Le scoring par manche nous fera penser un peu à Boomerang car on devra choisir nos sources les plus avantageuses, 1 au 1er décompte, 2 autres différentes au second et les trois dernières au dernier décompte, et ça, croyez moi, c’est extrêmement malin !

Et l’idée d’harmonie est vraiment bien rendue avec cette tension et les dilemmes permanents : ne pas trop mettre de prédateurs tant que je n’ai pas les ressources, me mettre les volcans loin du village mais pas trop sinon ils ne comptent pas, payer des cartes pour avoir des cartes qui m’intéressent mais je donne potentiellement des noix de coco aux adversaires, poser des totems mais attention pas de totems identiques sinon ils ne comptent pas. Tout parait bien équilibré.

Les choix seront toujours pointus et votre île se construit devant vos yeux avec seulement 3 contraintes de pose (recouvrement et contrainte liée aux plages et à la mer) et tout s’accélère de manche en manche jusqu’à retenir notre souffle lors des 2 dernières poses. Et là, on compte, et on se fait déjà le débrif en se disant mais pourquoi je n’ai pas pris ça, posé de cette manière là.

Simplicité des règles

La règle est simple et très bien écrite.

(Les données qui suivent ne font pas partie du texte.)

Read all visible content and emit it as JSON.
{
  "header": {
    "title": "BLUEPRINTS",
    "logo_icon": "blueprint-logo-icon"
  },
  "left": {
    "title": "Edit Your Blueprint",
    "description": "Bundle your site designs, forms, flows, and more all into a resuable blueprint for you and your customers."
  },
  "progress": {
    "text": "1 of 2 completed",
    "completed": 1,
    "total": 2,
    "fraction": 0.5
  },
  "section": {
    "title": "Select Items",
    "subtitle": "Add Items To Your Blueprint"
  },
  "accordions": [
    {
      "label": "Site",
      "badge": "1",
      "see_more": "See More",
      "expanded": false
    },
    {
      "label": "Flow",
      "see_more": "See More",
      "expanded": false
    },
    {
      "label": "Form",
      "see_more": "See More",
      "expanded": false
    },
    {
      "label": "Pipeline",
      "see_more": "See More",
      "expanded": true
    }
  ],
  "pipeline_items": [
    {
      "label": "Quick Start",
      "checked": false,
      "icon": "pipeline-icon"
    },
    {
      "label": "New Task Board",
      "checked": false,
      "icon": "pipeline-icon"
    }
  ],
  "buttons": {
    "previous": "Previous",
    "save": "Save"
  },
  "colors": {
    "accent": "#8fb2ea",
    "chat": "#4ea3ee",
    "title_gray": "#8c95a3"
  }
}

Aucun retour à la règles est nécessaire grâce notamment à la grille de score qui fait en même temps aide de jeu pour orienter nos choix de scoring.

Mise en place / Rangement

La mise en place est très rapide : mélanger les cartes, faire 3 piles, constituer une rivière de 4 cartes, choisir une carte village, donner 7 noix de coco ; et le rangement également.

Conclusion

C’est encore du tout bon dans la gamme des Print and Play chez Superlude. Après un jeu d’affrontement et de majorité (Kenjin), les roll n’ Write (Doodle Islands, Inkalam), le flip and draw (Tiny Reef), un jeu de cartes de rapidité (Licornizer) et le bluff stratégique à deux en mode Tic Tac Toe avec Tribunal 1920, la série s’étoffe avec Motu qui est un jeu de pose fluide, joli, stratégique et malin au niveau du scoring. Un jeu qui tout de suite plait avec son thème qui met en avant la quête de l’harmonie entre la nature tahitienne et l’Homme. Tout est bien optimisé. On en vient même à regretter des parties qui, tellement fluides, stratégiquement très accessibles,et qui peuvent amener pas mal de réflexion, paraissent se finir trop vite. L’optimisation est de mise et on en redemande surtout à ce prix là ! 3€ ! Un jeu qui mériterait pour les plus conventionnels et les non adeptes du print n’ play une version boîte traditionnelle !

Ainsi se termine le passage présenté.